I would suggest that before you do any maching (drillling) on the end of the screw you make a drill guide. This would be a rod that on one end has an ID the diameter of the OD of the bolt. It should fit snug. The other end is has precision drilled hole to guide any drill that you are planning to use. 2 of these may be needed. One for the center drill and another for the tap drill. Maybe a third to guide the tap. A repair stud with a threaded hole in the end could be coupled to the broken stud with a set screw acting as a stud. This process will keep the 2 (screw and repair piece) in proper alignment. The biggest probelm is the condition of the end of the broken stud. It should be very flat. If possible, I would want to silver solder the 2 together. Maybe with proper shielding this could be done to protect the case. Just my .02
Whatever you decide I wish you luck.
Mark
Thats such a low torque bolt that holds that cover on, I think you could tap or collar the thing and make it work for the summer, then send it back for the real fix during hibernation this winter. I am sure I could cob something together for you that will work till then.
Paul,
I'm really sorry to hear this. I think the assembler should pull it apart and replace on his own time. This should have been noticed during the re-assembly at the latest as you included all the parts for the oil screen and cover. Fix it right once and be done with it...

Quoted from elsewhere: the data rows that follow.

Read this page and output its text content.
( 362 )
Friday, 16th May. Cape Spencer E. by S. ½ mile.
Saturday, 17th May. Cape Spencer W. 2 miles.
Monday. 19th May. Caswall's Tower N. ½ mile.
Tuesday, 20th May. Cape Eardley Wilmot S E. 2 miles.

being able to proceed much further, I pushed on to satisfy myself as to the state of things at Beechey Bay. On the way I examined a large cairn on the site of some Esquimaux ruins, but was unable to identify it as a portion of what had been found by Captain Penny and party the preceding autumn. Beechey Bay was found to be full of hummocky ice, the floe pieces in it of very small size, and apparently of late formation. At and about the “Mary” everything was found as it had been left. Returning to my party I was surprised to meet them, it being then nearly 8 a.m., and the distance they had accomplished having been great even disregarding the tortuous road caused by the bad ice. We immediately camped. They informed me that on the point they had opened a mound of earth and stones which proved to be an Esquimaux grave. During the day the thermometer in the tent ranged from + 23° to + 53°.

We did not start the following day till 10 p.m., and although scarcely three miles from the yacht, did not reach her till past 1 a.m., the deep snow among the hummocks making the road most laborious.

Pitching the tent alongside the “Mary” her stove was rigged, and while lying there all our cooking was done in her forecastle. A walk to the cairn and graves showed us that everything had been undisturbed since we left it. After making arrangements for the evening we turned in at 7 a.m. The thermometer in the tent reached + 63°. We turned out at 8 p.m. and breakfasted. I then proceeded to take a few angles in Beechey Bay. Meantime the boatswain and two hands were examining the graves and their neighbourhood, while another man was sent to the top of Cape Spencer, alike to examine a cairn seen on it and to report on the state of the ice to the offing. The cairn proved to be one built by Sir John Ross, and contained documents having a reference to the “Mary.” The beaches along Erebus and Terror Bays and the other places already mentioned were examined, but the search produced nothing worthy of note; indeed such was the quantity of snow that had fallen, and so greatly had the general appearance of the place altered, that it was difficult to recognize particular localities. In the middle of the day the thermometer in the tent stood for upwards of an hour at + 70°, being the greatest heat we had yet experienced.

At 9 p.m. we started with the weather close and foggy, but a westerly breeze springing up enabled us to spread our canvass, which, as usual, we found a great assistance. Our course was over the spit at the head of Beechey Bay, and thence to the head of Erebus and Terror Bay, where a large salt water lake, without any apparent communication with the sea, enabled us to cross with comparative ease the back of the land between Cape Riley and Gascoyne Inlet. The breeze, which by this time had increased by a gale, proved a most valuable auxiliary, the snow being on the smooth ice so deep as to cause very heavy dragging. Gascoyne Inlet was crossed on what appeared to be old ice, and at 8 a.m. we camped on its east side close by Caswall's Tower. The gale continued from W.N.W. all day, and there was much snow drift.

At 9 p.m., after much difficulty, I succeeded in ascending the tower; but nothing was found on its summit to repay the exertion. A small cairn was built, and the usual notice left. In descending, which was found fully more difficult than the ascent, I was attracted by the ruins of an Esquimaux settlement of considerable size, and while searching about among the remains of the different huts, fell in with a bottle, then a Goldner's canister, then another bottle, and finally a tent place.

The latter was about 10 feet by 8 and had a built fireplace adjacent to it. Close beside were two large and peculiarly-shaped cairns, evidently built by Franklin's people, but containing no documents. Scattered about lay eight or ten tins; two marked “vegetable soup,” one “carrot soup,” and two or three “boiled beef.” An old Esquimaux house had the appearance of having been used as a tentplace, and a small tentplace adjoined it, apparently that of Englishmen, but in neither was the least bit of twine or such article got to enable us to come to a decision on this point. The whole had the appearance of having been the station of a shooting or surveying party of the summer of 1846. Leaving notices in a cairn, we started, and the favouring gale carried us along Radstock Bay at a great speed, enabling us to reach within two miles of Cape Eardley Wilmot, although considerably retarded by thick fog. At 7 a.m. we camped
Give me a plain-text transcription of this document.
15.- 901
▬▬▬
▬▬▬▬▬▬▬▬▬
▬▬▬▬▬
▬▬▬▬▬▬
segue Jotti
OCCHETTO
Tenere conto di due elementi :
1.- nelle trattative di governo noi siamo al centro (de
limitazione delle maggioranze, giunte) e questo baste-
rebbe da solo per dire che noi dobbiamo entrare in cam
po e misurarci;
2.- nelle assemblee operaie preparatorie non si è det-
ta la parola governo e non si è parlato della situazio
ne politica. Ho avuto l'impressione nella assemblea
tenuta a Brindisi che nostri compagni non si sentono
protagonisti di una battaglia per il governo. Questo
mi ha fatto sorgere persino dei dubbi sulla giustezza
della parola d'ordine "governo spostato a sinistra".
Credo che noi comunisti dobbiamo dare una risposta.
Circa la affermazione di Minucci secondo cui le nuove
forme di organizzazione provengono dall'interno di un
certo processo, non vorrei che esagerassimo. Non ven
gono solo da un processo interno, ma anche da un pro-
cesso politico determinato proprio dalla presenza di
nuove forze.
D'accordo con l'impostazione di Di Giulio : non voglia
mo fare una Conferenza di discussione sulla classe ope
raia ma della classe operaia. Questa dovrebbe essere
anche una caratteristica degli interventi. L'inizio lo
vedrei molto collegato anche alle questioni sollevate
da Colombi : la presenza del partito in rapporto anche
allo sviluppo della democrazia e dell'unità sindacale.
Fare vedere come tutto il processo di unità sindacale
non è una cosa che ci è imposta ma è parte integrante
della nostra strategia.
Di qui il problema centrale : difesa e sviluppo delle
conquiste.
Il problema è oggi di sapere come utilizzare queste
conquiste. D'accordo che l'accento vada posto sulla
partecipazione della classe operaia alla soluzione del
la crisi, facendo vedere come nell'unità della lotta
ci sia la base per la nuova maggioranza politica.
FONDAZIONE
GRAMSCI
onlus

Mr. PET has this to say about the pickup:
42 021 101 149 A OIL TUBEWITHCOVER PLATE W0 057 461 >>M EC0 000 001>> >>EA0 098 793 >>EB0 010 020 >>GA0 016 000 GC0 000 001>> 1 914-1,7/1,8V914-1,8/2,0
I think that means that it was used on all but the earliest of 1.7s--and my foggy memory is telling me Raby once mentioned early 1.7s having a different size tube on the pickup, requiring a different O-ring on the end that plugs into the case (not the end we saw in the original picture, the other end) and a different hole in the case to fit it.
Pelican says: http://www.pelicanparts.com/cgi-bin/ksearch/pel_search.cgi?please_wait=N&forumid=&threadid=&command=DWsearch&description=021+101+149+A&I1.x=0&I1.y=0&FILTER_9144=ON&FILTER_TECH=ON&FILTER_SUPP=ON&FILTER_ACCE=ON&FILTER_CARE=ON&FILTER_STUF=ON&FILTER_PERF=ON&FILTER_MISC=ON&FILTER_GADG=ON&FILTER_TOOL=ON.
--DD
oops, i missed that through my tears cap'n! i'll take it.
thank you, dave.
Since you probably have a lot of time and ca$h invested in this - even though it sucks - I'd say you'd be happier in the long run if you split the case and put a new one in....
Just my 2c.
as tempting as the repair methods sound, I say bring it back to the machinist, show him the problem, gauge his reaction. If he appolagizes and tell you he will gladly take care of this, leave the motor, if he shuffles around the tear down and doesn't want to tackle it, take the motor and run. You can always get some of your money back if you need to hire someone else to replace the part correctly. Sux, but reality sometimes does.